A couple of hours later, after full dark had fallen, Lizette tucked her hair under the ball cap and got behind her steering wheel. There was no doubt she’d gone way beyond caution and rode hard on the edge of downright nuts, but in a way she’d had fun. Once Madison had gotten into the swing of things, she’d even laughed. The hubcaps had been removed, and a good dose of mud covered not only the license plate but the bumper and tires, as well. Her neat-as-a-pin Camry now looked anything but. Her car now sported a bumper sticker proclaiming her daughter an honor roll student at the local middle school, and an honest-to-goodness hula girl swayed on her dash. Madison had even gotten some duct tape and put a patch of it on the left passenger window, as if covering a hole. If by chance the man who had followed her out of the market parking lot that afternoon, or anyone else who knew her car by sight, was still out there, watching and waiting, he’d never recognize her or her car.

It was kind of sad that no one came to check on Madison in all that time—she said her mom wouldn’t be off work until after nine—and that she could deface a car that might not be her own with no adult coming to inquire about her activities.

“Hey!” Madison called as Lizette started the engine.

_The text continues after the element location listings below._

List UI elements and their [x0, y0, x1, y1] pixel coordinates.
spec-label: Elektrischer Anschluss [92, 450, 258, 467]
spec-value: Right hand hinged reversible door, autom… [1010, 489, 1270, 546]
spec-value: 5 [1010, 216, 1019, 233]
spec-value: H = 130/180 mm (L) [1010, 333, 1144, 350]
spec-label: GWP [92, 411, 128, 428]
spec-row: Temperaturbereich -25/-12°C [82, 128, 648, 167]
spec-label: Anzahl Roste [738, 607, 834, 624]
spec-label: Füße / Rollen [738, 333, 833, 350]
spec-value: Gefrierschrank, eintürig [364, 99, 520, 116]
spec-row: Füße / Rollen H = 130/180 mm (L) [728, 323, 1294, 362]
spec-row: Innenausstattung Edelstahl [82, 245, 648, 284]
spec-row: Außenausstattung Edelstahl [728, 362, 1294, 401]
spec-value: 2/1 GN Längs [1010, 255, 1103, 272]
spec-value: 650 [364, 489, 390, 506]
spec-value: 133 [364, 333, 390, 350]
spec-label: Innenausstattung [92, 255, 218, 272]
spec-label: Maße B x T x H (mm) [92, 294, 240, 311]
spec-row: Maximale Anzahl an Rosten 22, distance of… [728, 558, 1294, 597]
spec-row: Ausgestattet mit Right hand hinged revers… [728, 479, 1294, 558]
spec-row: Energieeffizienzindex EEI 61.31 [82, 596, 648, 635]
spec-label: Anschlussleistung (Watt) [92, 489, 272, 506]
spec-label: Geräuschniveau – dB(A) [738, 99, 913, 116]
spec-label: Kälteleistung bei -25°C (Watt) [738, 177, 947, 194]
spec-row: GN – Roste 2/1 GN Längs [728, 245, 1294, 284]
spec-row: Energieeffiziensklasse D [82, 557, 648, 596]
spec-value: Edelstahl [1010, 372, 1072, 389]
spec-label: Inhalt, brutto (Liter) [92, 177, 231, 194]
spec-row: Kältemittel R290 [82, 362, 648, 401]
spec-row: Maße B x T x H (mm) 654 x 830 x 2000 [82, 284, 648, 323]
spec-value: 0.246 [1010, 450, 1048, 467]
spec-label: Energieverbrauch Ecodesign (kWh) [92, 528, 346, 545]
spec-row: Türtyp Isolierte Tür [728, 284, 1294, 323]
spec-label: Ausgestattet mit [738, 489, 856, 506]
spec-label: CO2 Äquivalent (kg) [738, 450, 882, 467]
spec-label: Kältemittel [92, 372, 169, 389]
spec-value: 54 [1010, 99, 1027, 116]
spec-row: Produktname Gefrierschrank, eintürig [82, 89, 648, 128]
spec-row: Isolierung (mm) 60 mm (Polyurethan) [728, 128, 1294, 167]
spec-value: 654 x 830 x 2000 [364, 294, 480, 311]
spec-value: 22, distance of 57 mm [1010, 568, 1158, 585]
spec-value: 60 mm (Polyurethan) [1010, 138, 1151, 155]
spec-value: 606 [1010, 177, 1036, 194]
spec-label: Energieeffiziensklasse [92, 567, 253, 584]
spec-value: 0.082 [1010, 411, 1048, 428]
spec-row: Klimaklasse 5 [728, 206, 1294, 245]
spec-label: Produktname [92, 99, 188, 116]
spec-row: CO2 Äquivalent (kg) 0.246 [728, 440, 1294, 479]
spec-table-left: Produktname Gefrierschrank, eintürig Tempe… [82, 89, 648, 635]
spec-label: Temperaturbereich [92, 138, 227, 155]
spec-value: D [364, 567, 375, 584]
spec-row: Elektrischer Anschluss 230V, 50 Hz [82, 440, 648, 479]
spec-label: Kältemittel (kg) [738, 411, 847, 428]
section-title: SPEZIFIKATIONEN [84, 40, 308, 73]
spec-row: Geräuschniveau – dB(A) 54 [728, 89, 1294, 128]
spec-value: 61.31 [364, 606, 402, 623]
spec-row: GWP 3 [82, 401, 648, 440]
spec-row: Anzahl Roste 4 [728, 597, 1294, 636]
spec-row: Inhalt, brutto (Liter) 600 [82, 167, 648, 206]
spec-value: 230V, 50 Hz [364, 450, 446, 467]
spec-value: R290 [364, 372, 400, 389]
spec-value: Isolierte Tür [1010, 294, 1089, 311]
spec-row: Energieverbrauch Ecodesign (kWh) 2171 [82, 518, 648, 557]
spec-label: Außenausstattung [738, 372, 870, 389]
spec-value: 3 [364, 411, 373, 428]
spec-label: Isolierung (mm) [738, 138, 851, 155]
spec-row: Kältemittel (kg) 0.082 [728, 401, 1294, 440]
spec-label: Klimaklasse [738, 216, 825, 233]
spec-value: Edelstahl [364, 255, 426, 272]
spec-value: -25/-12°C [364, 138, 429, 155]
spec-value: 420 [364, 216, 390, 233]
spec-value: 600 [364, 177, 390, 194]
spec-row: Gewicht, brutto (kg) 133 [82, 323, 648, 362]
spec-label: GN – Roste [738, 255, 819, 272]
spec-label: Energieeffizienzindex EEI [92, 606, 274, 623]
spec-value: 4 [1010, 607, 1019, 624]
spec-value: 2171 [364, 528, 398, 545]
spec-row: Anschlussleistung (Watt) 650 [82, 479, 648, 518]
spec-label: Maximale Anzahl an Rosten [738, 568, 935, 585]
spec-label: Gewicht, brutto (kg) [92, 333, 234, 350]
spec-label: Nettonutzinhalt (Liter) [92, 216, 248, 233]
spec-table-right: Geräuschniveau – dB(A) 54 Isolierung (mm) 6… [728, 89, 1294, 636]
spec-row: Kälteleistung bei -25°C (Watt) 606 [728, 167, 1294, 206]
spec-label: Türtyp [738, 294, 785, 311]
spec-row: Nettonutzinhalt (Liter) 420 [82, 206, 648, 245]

Lizette rolled down her window, and the girl leaned in. “I know it’s none of my business, and you don’t have to tell me if you don’t want to, but … who are you running from?”

Lizette eyed her from beneath the rim of her ball cap and gave a wry smile. “Honey, I have no idea.”

Chapter Ten

“Al.”

Al Forge turned as his name was said in a clipped, calm tone that told him the identity of the speaker even before he saw her. It was a fucking fact of life: everyone had someone to answer to, even if, at the end, it was Death, or God, or whatever they thought they were facing. As high up on the food chain as he was, he still had a superior, and her name was Felice McGowan.